Jesus sagt den beiden Jüngern und den Griechen mit ihnen: Ich
gehe jetzt den Weg der Verherrlichung, mein Opfer steht bevor. Es
berührt mich immer wieder, wie intensiv das Johannesevangelium
darauf beharrt: Jesu Opfer muss sein, es dient der Verherrlichung
Gottes und der Verherrlichung des Sohnes zugleich pro nobis, für
alle! Solche gewaltige Deutung gibt Johannes diesen Ereignissen.
Und mit seiner Opfervorstellung verbindet Jesus eine ganz
schlichte, eingängige Ethik in einem Bild aus der Landwirtschaft:
Das Weizenkorn muss sterben, um Frucht zu bringen. Damit sagt er.
Ich, das Weizenkorn, muss in die Erde Ich muss sterben
nach drei Tagen werde ich auferstehen Ich werde
Frucht bringen. Die Frucht ist, dass Jesus den Tod besiegt hat
und uns Menschen alle Schuld vergibt.

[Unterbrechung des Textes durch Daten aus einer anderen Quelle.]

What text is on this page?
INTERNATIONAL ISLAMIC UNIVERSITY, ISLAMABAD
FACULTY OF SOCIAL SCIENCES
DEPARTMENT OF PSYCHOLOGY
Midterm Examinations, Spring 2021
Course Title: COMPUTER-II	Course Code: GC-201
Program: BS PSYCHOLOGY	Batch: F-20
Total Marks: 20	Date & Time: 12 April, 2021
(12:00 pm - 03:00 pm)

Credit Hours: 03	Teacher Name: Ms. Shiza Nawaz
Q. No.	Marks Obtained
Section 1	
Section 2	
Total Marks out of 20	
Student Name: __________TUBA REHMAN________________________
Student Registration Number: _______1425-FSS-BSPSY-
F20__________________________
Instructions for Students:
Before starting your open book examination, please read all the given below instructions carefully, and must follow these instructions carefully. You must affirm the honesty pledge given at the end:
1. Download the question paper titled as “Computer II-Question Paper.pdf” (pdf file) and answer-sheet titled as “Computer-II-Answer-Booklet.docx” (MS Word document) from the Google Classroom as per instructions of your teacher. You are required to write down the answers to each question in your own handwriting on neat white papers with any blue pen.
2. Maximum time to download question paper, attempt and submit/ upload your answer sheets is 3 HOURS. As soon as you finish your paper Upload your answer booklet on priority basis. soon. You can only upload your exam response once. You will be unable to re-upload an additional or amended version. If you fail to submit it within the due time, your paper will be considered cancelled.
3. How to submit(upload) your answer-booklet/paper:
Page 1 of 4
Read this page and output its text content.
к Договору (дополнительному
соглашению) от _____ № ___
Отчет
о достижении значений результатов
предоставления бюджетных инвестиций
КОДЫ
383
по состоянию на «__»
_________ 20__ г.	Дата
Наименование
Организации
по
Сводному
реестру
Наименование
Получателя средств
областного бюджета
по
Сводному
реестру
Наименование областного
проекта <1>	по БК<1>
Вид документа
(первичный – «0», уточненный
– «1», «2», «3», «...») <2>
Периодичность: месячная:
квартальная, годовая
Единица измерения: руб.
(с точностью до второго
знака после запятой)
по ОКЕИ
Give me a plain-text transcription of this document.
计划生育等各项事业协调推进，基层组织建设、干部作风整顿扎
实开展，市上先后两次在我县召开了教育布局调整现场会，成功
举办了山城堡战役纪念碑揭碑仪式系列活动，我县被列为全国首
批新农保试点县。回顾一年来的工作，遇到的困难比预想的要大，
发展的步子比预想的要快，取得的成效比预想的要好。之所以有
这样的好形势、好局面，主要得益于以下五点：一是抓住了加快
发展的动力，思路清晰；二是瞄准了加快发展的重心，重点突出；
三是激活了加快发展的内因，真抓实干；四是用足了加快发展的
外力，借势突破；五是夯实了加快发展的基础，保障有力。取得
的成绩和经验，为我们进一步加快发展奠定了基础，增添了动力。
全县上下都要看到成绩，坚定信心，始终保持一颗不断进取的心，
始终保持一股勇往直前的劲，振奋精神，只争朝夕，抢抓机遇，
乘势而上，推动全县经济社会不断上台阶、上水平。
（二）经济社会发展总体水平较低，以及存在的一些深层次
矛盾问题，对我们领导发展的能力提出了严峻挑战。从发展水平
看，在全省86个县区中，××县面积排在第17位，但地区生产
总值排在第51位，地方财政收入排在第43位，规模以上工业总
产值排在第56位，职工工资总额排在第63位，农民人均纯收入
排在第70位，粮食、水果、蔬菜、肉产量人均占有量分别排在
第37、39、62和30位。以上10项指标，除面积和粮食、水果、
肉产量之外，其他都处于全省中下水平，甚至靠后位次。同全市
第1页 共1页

Und daraus lernen wir: ihr,
die ihr Jesus nachfolgen wollt, ihr müsst sterben, wenn ihr
Frucht bringen wollt, Ihr müsst Euch aufopfern, wenn ihr
wirklich sinnvoll leben wollt, wenn ihr ihm nachfolgt, bringt das
nicht Ruhm, Ehre und Anerkennung, sondern, ihr müsst gewärtig
sein, Euer Leben zu verlieren.
Wenn ihr euch krampfhaft an euer Leben, euren Besitzstand, eure
Familie, eure Heimat klammert und nur danach trachtet, könnt ihr
alles verlieren. Wenn ihr frei und unabhängig mit eurem Leben,
eurem Besitzstand, eurer Gesellschaft umgeht und deren Pflichten
und Engführungen nicht in allem folgt, sondern in Kritik und
Zustimmung, in Widerstand und Ergebung euren eigenen Weg in der
Nachfolge Jesu geht, dann werdet ihr gewinnen, Sinn, Erfüllung,
Vollendung und, wie auch immer man es verstehen mag: ewiges Leben
bei Gott.
Im einfachen Opfer alles zu fassen. So hat Jesus sich verstanden
und das auch seinen Nachfolgern nahe gelegt, sie sollen nun aus
der demutsvollen Niederwerfung vor der Autorität, der Proskynese,
aufstehen und handeln in einer Welt voller Widersprüche, ohne
die Garantie, mit ehrfurchtsvollen Gesten vor den Großen dieser
Welt deren Zuneigung und Anerkennung zu gewinnen.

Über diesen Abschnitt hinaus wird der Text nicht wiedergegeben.